Он сам хорошо сознавал, что не такую ему нужно аудиторию. Но надо было кормиться, и его курсы и уроки поддерживали его достаток. Он, бывало, говорит:
— Пускай правительство даст мне кафедру в College de France и содержание в десять тысяч франков! Тогда я сейчас же закрою мою «лавочку» (boite).
И в College de France такая кафедра была открыта для престарелого Легуве! Но куда же ему было до Рикура!
Близилось открытие Всемирной выставки, по счету второй, в Париже. Она открылась, как обещано было, 1 апреля, но на две трети еще стояла неготовой и незаполненной во всех отделах.
Я должен был приступить к своей роли обозревателя того, что этот всемирный базар вызовет в парижской жизни. Но я остался жить в «Латинской стране». Выставка оказалась на том же левом берегу Сены, на Марсовом поле. В моем «Квартале школ» я продолжал посещать лекции в Сорбонне и College de France и жить интересами учащейся молодежи.

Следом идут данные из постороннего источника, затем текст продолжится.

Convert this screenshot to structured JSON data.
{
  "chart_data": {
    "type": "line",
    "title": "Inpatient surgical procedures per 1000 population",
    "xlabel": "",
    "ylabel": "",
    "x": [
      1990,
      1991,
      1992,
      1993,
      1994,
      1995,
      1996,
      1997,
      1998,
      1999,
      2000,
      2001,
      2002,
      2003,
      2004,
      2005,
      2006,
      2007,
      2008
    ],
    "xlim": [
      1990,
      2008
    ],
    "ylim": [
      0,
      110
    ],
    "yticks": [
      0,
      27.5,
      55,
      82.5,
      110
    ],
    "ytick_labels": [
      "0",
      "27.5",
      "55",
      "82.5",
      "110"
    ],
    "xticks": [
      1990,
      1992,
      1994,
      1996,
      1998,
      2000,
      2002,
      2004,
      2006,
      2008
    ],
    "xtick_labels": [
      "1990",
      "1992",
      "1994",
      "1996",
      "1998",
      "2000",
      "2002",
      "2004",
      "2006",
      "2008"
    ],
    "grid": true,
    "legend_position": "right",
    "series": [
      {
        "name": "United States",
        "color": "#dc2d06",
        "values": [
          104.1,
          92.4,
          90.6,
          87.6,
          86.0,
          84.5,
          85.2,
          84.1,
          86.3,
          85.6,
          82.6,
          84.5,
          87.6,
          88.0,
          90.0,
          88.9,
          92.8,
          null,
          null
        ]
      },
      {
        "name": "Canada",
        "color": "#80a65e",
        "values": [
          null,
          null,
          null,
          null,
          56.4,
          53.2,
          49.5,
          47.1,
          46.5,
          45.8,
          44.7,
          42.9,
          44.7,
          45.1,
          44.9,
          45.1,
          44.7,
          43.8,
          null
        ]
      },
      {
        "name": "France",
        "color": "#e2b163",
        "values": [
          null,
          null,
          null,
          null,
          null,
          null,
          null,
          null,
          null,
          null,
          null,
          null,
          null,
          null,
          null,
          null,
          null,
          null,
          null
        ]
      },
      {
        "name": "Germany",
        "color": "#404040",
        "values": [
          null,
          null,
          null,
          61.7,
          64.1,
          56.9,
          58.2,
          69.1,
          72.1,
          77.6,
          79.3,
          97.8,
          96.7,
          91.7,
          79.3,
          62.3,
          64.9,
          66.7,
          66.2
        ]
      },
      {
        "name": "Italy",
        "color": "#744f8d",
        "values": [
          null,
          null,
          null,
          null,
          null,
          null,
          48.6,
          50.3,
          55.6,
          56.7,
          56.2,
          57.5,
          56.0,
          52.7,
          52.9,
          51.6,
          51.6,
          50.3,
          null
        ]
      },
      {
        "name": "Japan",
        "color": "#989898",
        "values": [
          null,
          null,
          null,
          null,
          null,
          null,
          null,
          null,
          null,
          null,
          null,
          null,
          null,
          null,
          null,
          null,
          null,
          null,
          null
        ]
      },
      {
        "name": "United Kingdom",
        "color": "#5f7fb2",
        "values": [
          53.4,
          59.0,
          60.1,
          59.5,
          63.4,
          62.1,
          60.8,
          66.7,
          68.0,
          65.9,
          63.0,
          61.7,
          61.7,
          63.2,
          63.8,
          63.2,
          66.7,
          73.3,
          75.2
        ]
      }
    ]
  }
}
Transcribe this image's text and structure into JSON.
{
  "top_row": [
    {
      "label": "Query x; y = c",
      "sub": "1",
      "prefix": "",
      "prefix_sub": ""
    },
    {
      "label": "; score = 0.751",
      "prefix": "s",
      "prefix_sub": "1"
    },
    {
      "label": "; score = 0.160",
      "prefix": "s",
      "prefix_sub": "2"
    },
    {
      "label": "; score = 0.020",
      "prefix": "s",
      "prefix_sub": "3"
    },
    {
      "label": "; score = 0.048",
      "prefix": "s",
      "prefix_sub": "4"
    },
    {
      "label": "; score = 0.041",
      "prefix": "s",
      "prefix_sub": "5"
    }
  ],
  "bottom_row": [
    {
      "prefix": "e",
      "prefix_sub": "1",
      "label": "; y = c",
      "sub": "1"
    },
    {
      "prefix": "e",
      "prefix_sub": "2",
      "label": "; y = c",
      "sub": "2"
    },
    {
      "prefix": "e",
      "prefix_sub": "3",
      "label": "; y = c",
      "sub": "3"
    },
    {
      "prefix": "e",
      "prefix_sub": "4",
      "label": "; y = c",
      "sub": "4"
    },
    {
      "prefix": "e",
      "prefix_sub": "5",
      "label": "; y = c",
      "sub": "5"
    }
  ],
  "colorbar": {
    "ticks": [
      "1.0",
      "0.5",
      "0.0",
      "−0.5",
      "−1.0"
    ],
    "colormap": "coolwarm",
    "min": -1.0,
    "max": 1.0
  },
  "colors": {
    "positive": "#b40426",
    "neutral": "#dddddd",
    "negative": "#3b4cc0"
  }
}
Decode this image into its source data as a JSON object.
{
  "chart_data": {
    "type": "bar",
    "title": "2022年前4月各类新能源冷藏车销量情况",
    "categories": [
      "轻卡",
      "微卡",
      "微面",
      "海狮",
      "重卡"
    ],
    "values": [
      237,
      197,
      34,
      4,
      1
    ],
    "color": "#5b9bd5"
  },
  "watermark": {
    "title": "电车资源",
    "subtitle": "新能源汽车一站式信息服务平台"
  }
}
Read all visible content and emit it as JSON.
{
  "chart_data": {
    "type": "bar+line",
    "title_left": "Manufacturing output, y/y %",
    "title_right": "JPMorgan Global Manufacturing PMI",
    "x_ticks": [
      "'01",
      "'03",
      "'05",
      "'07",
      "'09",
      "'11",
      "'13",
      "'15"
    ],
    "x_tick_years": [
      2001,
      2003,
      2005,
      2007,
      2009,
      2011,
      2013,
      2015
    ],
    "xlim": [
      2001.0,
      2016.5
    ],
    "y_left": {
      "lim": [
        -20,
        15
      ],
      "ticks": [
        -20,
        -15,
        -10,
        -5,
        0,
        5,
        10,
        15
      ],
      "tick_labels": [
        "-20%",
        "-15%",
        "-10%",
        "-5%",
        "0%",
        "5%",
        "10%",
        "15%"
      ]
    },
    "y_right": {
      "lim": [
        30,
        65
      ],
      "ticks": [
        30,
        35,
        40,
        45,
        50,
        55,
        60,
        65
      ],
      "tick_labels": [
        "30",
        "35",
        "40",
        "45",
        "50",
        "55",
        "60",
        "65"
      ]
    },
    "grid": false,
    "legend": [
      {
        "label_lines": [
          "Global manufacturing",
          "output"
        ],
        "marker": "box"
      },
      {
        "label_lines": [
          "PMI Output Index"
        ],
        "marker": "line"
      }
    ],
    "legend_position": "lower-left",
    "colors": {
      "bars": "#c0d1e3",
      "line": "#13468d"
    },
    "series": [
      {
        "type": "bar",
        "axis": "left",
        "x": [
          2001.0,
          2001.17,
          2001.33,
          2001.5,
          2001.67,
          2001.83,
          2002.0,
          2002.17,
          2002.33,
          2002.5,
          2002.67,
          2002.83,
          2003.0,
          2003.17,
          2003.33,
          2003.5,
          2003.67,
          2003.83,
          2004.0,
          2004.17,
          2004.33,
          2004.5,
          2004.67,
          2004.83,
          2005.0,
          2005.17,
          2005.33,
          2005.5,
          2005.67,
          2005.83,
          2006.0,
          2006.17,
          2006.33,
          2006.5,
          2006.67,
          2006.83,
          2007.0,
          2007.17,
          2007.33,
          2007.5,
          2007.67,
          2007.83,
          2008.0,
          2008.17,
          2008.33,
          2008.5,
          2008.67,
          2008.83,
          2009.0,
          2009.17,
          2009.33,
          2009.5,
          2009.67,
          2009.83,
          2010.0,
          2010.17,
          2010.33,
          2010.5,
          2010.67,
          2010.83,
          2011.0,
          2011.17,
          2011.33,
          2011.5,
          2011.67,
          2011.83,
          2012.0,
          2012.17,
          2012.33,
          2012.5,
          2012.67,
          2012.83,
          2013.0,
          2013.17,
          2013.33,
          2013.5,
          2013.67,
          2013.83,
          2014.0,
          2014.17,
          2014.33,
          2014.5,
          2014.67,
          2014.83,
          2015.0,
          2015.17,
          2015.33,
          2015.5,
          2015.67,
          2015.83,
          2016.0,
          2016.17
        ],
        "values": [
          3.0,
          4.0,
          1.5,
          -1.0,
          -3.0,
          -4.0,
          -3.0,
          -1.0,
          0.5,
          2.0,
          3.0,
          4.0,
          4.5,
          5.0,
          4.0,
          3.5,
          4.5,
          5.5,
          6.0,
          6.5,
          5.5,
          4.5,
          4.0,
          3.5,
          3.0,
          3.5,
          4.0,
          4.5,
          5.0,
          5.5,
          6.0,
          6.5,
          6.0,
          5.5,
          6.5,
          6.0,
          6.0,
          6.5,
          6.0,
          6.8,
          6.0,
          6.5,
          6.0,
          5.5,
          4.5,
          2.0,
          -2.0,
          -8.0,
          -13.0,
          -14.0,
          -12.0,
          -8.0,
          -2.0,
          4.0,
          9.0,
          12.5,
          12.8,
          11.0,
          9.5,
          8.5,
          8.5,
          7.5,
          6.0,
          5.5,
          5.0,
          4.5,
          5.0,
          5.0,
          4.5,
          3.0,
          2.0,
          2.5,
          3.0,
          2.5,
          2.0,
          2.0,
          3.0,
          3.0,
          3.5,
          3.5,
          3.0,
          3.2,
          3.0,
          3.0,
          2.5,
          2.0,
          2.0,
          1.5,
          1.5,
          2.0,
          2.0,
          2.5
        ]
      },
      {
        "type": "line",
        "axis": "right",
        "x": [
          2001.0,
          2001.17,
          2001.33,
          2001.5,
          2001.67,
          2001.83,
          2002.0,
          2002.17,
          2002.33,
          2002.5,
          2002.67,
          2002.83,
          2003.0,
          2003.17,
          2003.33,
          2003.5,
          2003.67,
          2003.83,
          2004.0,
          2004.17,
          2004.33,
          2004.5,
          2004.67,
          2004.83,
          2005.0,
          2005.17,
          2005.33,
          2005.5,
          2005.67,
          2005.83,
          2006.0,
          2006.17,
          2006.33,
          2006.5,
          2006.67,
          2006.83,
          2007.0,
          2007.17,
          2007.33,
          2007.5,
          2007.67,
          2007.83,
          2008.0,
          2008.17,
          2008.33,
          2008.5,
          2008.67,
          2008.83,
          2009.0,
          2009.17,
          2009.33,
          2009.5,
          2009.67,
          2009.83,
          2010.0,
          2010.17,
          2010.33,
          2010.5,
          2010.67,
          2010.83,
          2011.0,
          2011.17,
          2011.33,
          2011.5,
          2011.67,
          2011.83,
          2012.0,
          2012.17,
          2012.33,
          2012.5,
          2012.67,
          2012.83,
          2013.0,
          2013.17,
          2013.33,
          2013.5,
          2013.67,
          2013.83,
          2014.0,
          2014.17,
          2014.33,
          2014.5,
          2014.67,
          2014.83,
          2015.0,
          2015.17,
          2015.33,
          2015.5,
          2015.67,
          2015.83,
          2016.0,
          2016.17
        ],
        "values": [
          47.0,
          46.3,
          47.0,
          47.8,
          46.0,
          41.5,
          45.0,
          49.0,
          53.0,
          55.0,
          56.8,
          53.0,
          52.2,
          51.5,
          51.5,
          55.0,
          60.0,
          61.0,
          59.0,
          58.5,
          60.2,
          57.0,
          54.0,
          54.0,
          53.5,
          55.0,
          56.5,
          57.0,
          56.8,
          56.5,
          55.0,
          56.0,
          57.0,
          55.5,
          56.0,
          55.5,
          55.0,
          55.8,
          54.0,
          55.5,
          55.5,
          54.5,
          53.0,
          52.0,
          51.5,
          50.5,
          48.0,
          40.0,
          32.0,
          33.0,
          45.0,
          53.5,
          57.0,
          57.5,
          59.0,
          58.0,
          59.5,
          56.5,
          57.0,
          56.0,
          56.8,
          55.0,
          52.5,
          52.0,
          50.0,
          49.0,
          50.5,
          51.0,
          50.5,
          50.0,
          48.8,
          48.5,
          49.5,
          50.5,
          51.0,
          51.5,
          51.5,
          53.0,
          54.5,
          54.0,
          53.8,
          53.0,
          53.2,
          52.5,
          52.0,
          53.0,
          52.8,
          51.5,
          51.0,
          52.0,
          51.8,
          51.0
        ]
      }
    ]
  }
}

В первый раз пришлось мне обратиться к заведующему русским отделом — моему старшему собрату Д. В. Григоровичу, которого я уже встречал в Петербурге, но особого знакомства с ним не водил.
Как корреспондент я надеялся иметь даровой вход на выставку, но мне в нем отказали, и я принужден был заплатить за сезонный билет сто франков, что для меня как для трудового человека было довольно-таки чувствительно. Этот стофранковый билет не предоставлял никаких особенных льгот, кроме права присутствовать при открытии с расчетом на появление императора с императрицей и на торжественное заседание, где Наполеон III должен был произносить речь.
До тех пор мне случалось видеть императора только издали, когда он проезжал по бульварам и в Елисейских полях, всегда окруженный экипажами, в которых сидели полицейские агенты, а сзади скакали в своих светло-голубых мундирах лейб-кирасиры, известные тогда под кличкой «гвардейская сотня».
В день открытия публику, имевшую сезонные билеты, не пускали всюду, а только туда, где пройдет процессия, то есть ей предоставлялось ждать на проходах, за веревками, которыми эти проходы были оцеплены. Зато тем, кто явился пораньше и стал тотчас за веревки, можно было хорошо рассмотреть императорскую чету.
Наполеон выступал уже замедленной походкой человека, утомленного какой-то хронической болезнью. Его длинный нос, усы в ниточку, малый рост, прическа с «височками» — все это было всем нам слишком хорошо известно. Величественного в его фигуре и лице ничего не значилось. Евгения рядом с ним весьма выигрывала: выше его ростом, стройная женщина моложавого вида, с золотистой шевелюрой испанки, очень элегантная, с легкой походкой, но без достаточной простоты манер и выражения лица.
Помню, что императорская чета двигалась слишком быстро, точно они боялись, что кто-нибудь на перекрестках выстрелит в них. Энтузиазма в публике не замечалось. Не помню, чтобы раздавались повсюду клики: «Да здравствует император!» или «Да здравствует императрица!» И тогда еще чувствовалось, что Париж все-таки не помирился с переворотом 2 декабря.